Tuesday, October 14, 2008

The Needles up close.

Anyone who has sailed regularly in the Solent out of Portsmouth, Southampton or Cowes will be familiar with the chain of rocks called the Needles - probably the most famous landmark for sailors in the south of England.

I have passed them many times in yachts but it was only this last weekend that I managed to get up close and personal - too personal as it happens.

A few of us visited the Isle of Wight to spend a day kayaking and learning some of the rescue and recovery routines. We decided to go for a paddle in the morning and do the routines in the afternoon. The weather was good and the tide was receding with the prospect of a bit of breeze getting up later in the day.

We headed west towards the Needles from the Cowes direction within the Solent where it was pretty calm, but as we approached we could see that between the rocks the sea was much less benign.

The Needles get their name from a spindly pillar called "Lot's Wife" that collapsed in a storm in 1764. Today they resemble more a set of molars.

Four of us paddled out and rounded the lighthouse under the supervision of Owen Burson, an experienced instructor who runs Isle of Wight Sea Kayaking. On the channel side of the Needles there was a bit of chop but nothing too worrying.

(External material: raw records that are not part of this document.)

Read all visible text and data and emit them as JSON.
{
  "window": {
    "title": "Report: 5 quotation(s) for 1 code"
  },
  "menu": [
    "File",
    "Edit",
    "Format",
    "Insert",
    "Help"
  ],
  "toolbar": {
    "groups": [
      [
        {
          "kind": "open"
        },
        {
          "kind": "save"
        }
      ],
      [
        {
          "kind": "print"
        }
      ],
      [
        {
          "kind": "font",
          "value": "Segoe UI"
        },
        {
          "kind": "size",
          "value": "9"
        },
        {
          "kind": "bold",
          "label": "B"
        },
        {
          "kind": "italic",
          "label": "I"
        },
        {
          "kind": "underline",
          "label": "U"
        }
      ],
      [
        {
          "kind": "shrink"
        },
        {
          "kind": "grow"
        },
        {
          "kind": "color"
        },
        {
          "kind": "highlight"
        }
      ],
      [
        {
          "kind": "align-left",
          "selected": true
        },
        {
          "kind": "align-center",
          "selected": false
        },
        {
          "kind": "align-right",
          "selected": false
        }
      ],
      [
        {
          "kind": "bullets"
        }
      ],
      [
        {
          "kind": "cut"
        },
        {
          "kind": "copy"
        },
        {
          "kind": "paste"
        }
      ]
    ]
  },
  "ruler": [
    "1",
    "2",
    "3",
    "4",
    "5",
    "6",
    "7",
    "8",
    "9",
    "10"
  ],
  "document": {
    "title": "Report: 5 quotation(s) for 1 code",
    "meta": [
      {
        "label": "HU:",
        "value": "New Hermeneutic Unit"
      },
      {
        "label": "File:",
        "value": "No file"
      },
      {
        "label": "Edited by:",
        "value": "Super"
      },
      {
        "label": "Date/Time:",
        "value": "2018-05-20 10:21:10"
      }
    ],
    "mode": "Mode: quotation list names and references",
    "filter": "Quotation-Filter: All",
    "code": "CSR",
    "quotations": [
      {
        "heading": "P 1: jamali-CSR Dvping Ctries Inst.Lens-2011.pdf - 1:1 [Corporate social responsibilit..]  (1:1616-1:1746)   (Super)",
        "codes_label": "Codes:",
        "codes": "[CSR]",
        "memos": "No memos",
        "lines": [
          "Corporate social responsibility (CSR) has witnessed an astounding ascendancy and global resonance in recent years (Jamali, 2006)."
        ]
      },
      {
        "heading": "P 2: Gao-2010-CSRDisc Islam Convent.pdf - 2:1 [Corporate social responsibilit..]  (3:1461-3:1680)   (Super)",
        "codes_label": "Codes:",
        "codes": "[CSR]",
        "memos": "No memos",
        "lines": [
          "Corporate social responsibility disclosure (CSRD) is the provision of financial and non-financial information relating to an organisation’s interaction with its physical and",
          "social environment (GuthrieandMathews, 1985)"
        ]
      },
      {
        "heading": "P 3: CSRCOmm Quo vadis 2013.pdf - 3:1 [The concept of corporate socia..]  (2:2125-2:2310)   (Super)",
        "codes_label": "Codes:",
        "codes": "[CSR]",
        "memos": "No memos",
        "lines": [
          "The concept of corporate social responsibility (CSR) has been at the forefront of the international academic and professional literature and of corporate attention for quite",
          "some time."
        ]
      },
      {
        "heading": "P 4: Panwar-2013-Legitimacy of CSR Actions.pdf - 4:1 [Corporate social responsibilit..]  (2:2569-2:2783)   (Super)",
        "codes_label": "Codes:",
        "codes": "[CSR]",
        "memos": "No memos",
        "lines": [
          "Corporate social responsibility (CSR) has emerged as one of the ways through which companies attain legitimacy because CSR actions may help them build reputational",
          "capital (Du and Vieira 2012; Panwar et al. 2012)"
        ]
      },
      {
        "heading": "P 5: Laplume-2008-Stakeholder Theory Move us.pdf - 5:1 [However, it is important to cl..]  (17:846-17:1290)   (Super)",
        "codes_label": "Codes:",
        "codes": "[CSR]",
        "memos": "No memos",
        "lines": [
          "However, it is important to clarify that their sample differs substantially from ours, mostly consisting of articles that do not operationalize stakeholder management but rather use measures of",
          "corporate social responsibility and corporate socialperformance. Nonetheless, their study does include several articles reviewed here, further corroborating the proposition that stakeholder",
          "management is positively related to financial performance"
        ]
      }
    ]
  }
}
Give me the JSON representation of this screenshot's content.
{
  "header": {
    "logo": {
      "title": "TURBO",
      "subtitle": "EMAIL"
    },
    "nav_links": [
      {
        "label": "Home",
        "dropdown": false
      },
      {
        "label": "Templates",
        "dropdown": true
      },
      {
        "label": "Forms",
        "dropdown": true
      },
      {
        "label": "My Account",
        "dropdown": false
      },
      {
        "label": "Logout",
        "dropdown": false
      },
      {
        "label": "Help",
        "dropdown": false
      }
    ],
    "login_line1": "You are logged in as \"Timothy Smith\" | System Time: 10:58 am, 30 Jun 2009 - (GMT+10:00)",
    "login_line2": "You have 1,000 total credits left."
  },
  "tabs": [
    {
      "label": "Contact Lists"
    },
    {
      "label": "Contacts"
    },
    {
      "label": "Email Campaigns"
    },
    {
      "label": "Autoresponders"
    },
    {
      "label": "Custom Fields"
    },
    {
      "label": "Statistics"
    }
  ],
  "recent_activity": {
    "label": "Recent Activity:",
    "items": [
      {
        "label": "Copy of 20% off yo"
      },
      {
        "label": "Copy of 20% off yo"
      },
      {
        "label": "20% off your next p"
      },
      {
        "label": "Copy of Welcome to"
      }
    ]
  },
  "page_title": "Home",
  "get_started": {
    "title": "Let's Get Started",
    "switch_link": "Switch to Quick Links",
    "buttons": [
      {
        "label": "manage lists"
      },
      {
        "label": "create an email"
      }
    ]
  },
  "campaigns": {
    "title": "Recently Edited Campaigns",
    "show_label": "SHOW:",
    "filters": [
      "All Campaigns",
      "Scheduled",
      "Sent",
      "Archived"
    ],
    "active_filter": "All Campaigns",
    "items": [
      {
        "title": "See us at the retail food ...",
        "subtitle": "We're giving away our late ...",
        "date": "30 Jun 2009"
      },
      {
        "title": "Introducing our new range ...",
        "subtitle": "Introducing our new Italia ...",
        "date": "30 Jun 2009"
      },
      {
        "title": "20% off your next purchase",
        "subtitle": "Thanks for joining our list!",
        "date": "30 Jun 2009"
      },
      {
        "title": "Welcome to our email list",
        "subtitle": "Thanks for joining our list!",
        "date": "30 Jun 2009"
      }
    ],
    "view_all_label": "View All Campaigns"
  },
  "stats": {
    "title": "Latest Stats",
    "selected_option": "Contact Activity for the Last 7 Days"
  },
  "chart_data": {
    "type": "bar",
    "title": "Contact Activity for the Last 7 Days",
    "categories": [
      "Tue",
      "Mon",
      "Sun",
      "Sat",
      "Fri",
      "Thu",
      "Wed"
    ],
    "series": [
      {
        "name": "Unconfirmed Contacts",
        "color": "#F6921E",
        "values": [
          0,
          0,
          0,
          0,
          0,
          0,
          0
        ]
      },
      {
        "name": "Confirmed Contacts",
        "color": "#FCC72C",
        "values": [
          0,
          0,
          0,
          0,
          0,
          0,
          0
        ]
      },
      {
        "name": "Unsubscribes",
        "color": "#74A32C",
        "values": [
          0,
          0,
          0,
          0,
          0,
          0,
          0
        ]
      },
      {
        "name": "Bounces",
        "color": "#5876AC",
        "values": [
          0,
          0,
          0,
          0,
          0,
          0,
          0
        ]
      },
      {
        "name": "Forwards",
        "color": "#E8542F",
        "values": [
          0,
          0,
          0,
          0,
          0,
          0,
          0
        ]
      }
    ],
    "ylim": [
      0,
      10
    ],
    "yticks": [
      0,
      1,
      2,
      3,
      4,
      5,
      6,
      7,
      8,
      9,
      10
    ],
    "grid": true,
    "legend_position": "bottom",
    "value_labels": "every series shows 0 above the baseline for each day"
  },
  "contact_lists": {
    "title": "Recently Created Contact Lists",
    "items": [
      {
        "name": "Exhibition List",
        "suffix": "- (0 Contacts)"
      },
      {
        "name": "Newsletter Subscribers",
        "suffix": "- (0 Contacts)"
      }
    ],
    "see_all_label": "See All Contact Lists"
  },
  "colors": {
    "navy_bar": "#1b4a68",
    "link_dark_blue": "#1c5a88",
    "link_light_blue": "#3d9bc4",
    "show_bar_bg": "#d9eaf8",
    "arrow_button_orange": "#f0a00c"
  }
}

There was quite a bit more chop, however, between the lighthouse rock and the second of the "white teeth" jutting out from the island. The idea was to paddle through this gate towards the calmer water beyond.

I volunteered to go first, with the others following, spaced a good four boat-lengths between each kayak, so we didn't get in the way of each other. Just as I had reached the roughest part between the rocks I heard a shout from Charles Godden (who crops up with BJ - Mark Brownjohn - another of our group, in this story) behind to watch out as his canoe ploughed in to mine. I had no means of steadying myself and there was a slow inevitability about the capsize.

There was time enough for me to rip the spray deck away as I went over (no I haven't had the self-righting and rolling lesson yet) but it didn't feel too comfortable to be a canoe's length from the rocks in the waves. This is not the place you would choose to fall out of a kayak.

Charles held on to the upturned kayak as Owen arrived and paddled me clear while I held on to my paddle and the rear of my kayak. Once away from the cliffs we were able to go through the recovery routine - emptying the canoe and clambering back in while it was rafted to Owen's kayak. Then it was back with the spray deck and once more through the gate - this time successfully.

Everything went well during the recovery but I can tell you it was a relief to be back inside those cliffs. It taught me just how easy it is to fall out of one of these sea kayaks and just why it's important for comparative novices to be with an instructor. I don't blame Charles (well of course I did, continually, for the rest of the day, just as he insisted he had saved me), it was just one of those things.

In the afternoon at a calmer spot near the shore we rehearsed the routine that had happened for real in the morning. Owen says that it's good to practice your balance at home on a big exercise ball. Safer too. I must remember that.